ABSTRACT

While developing countries spend billions of dollars on sending their people overseas to pursue further qualifications, developed countries have been constantly expanding their service industries to secure finance for their own higher education (HE) programmes. Within this framework, the US has been regarded as the most attractive destination for thousands of international students (Kim, 2012), including Saudis. There are now millions of international students studying at US universities, and Saudi Arabia has been ranked fourth in the list of countries sending their people to the US. This has contributed over $32.8 billion to US economy, according to a 2016 report released by the Association of International Educators. Through an analysis of the King Abdullah Scholarship Programme, together with an analysis of the educational experiences of five Saudi graduate students at different American universities, this chapter examines the following questions: (1) How and in what ways has the global hegemony of US universities penetrated the intellectual and policy infrastructures of Saudi higher education landscape? and (2) What intellectual effect does ‘US university hegemony’ have on Saudi students?

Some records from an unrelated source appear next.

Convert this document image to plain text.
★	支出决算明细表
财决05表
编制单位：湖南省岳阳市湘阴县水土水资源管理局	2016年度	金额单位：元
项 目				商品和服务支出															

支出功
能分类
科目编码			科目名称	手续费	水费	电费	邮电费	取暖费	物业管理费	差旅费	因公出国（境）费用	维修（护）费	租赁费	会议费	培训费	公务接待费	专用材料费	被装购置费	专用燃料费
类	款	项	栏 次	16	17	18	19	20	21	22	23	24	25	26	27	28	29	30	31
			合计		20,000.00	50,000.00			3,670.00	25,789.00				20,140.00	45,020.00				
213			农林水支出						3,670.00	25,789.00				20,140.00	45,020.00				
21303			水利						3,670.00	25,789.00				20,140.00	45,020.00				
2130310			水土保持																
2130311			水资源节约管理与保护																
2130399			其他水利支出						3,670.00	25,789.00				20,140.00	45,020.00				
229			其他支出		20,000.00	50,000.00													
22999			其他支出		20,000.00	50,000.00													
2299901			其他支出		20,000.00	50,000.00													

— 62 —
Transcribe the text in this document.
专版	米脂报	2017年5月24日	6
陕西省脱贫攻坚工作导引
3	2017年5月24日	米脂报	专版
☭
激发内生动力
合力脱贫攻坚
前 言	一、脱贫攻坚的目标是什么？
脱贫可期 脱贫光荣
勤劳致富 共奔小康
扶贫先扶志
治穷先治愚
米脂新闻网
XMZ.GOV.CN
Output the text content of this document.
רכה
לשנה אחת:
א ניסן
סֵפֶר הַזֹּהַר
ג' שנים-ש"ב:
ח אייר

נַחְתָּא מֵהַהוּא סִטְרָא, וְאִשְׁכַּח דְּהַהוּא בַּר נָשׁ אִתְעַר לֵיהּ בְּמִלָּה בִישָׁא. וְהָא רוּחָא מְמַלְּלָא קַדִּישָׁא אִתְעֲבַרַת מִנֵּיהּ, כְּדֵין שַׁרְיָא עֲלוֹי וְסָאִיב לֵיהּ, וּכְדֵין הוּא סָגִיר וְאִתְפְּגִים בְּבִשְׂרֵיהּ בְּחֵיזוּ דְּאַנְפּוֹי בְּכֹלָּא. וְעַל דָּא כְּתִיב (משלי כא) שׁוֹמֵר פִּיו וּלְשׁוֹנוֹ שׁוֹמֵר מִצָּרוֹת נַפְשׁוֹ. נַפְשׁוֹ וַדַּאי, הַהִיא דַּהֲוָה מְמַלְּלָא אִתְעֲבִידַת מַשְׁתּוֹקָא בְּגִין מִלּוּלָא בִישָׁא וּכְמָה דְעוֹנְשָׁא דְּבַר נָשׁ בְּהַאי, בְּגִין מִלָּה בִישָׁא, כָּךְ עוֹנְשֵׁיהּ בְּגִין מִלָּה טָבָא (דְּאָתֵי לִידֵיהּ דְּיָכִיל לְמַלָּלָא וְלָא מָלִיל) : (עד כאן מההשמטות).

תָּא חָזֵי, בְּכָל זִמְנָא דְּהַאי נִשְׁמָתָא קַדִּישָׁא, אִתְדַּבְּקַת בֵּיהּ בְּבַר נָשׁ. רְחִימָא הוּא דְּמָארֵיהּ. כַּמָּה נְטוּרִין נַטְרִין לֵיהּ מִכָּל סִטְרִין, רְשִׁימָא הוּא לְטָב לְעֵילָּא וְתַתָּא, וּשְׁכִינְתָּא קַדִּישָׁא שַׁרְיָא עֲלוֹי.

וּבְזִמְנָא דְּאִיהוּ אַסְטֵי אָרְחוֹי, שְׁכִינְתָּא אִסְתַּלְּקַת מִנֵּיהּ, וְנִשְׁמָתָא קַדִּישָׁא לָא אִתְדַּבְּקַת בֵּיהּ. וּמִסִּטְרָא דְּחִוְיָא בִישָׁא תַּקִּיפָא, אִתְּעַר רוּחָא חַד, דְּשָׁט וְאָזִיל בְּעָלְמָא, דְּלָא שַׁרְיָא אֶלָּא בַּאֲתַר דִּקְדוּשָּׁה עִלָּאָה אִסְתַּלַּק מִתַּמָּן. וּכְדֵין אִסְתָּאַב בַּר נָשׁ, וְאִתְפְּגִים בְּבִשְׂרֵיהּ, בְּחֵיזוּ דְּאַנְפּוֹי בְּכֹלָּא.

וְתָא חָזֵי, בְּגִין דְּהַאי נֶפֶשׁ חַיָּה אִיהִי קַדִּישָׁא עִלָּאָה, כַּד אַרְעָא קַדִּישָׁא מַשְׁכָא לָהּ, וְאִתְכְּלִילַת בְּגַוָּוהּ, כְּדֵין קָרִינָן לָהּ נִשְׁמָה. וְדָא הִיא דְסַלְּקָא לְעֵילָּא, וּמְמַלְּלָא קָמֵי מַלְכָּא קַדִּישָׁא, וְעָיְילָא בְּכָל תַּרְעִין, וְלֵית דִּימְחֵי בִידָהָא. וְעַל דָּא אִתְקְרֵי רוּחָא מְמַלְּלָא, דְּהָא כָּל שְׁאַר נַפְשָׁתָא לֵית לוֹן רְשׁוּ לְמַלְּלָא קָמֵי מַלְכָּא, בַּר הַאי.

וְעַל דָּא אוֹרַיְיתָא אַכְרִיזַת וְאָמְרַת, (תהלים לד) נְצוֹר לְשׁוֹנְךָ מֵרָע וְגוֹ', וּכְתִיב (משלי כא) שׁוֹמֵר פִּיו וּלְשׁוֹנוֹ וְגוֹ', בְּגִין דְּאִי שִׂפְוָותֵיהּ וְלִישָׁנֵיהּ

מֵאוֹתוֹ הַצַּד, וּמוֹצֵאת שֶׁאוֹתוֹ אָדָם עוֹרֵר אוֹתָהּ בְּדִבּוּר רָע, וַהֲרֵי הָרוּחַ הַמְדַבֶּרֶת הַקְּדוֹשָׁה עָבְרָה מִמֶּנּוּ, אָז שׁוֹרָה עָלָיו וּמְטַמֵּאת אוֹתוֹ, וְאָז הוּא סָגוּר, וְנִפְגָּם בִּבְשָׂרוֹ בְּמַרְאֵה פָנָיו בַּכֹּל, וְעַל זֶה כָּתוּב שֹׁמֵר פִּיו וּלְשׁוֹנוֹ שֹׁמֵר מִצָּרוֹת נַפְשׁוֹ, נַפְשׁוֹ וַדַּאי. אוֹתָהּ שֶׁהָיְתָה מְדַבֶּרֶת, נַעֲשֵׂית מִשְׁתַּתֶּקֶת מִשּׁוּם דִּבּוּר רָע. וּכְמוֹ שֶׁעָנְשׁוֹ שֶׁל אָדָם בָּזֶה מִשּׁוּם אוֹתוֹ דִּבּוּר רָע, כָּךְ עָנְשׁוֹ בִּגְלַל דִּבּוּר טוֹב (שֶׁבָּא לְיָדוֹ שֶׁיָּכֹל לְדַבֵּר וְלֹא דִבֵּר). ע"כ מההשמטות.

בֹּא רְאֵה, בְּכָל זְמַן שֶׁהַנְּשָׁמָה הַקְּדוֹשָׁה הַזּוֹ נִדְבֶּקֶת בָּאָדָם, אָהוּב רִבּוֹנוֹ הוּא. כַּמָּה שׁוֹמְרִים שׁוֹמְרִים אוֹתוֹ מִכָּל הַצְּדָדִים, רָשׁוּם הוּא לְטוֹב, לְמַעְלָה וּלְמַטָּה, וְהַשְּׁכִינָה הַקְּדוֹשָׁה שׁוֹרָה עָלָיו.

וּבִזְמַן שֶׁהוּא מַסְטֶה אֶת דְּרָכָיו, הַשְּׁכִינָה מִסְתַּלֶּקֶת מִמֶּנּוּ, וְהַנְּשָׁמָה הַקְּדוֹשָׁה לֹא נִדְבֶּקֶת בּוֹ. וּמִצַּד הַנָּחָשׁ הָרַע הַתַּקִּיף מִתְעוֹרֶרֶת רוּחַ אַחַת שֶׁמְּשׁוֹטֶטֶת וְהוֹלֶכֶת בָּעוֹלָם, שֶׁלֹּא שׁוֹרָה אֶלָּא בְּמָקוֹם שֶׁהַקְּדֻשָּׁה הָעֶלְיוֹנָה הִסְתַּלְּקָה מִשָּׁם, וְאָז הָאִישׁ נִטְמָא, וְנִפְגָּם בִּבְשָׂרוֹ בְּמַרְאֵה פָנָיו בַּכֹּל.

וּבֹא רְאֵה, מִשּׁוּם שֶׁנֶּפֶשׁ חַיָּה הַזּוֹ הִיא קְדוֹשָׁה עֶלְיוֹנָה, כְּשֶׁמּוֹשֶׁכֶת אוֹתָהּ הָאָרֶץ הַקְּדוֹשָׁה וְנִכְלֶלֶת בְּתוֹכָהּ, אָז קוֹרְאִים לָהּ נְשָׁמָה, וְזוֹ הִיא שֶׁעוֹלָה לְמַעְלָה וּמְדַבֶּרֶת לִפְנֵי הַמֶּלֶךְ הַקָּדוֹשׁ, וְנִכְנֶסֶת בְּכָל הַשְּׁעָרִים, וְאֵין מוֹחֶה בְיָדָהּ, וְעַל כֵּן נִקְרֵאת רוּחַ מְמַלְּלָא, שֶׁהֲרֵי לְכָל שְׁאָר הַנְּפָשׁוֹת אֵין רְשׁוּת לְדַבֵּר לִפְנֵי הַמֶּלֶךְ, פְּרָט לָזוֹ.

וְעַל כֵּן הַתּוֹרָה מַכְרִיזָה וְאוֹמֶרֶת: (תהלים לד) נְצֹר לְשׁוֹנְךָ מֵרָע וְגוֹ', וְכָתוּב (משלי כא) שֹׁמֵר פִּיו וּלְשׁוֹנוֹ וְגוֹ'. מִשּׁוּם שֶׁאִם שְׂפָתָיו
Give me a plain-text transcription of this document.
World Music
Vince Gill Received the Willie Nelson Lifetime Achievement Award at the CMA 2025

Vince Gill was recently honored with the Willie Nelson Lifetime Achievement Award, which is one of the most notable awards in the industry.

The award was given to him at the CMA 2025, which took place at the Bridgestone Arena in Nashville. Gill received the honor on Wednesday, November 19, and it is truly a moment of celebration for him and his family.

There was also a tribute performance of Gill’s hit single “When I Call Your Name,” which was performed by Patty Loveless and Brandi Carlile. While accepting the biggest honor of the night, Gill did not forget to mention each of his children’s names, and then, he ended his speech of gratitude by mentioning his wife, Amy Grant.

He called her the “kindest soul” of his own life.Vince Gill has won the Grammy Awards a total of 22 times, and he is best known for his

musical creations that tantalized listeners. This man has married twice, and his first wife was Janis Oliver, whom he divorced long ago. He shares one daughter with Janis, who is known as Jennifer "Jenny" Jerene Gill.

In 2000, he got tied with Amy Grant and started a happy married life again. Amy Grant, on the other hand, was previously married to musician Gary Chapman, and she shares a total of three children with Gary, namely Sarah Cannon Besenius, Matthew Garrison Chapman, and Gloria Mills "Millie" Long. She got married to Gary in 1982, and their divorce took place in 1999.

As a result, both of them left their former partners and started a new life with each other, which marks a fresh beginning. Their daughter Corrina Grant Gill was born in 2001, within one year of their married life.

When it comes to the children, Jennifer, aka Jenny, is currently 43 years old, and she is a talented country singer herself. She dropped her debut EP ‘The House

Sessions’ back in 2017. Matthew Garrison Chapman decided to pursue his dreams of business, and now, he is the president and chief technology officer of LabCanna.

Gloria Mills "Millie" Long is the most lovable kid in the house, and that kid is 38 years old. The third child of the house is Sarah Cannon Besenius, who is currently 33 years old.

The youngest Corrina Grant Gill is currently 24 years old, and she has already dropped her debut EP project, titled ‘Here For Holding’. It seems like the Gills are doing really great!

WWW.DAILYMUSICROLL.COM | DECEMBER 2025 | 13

The findings reveal that a series of power relations centred on the ‘global-imaginary’ (Lightfoot, 2014), a Western-only mentality, the internal contradictions and tensions inherent in the Saudi HE system, including that of “globalization is equated with secularization, which means the separation of religion and life, replacing Islam with pragmatic and materialist European and American thoughts” (p. 88), together with other complex views created by Saudis, have led to the everyday “embodiment of the global hegemony” (Kim, 2012) enjoyed by American HE bodies.